A few more months went by and Mahipal realized that he needed to go home to India to tend to his family there. Before we said our goodbyes, he told me his plan. “Pastor Lee, when I get back to Hyderabad I am going to invite all my nominal Christian friends, and my Hindu friends, to my house for a meal. I am going to share my testimony with them, and tell how I was born again in America. I want to lead many people to Jesus when I return,” he said. I encouraged Mahipal to watch some old Billy Graham sermons on YouTube so he could learn how to present the gospel message clearly. Today he and I talk often through text and phone, and he is sharing his faith boldly in his homeland.
It is impossible for me to fully express the joy I feel when I see how this dear Indian brother is following Christ today. I didn’t know I would meet him when I went into a gas station to purchase a bottle of water. I had no idea that this chance encounter at Exit 14, off of Interstate 85 in Georgia, would lead to hours and hours of discipleship meetings in his store. And I had no clue that this seemingly soft-spoken man with a thick foreign accent would end up going back to India to lead others to Christ.

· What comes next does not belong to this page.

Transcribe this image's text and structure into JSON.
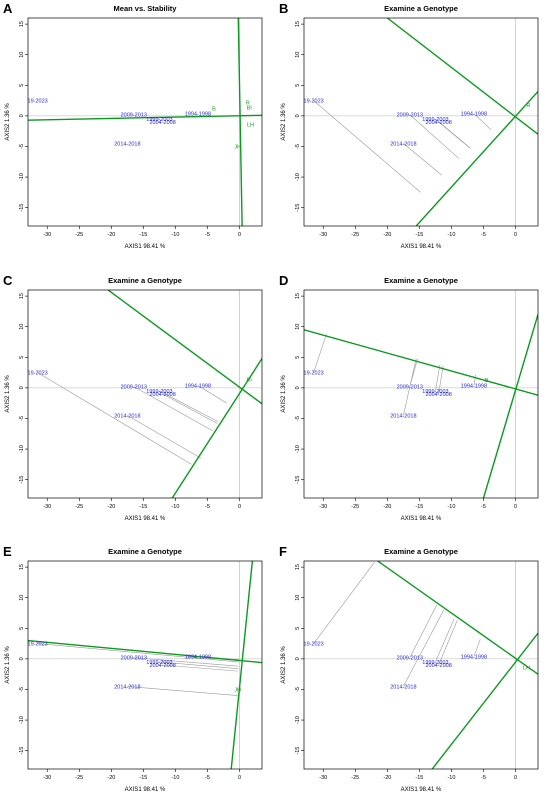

This is the power of relational discipleship. When you influence one person for Jesus, it triggers a domino effect. It starts small, but the impact builds over time. It’s possible that hundreds of people in India will find Christ because I spent time studying the book of Mark with one Indian convert in the back of a convenience store in Georgia. Once God uses you in a situation like this, you will want to spend the rest of your life making disciples. This is why discipleship has become my passion.
This article is an excerpt from Lee Grady's book, Follow Me: How to Make Disciples Like Jesus Did (available Winter 2021).
Lee has been all over the world through his ministry The Mordecai Project, and yet last year his mission field was the local gas station. Where is yours? Why not start where you live, the places you frequent, and the people around you?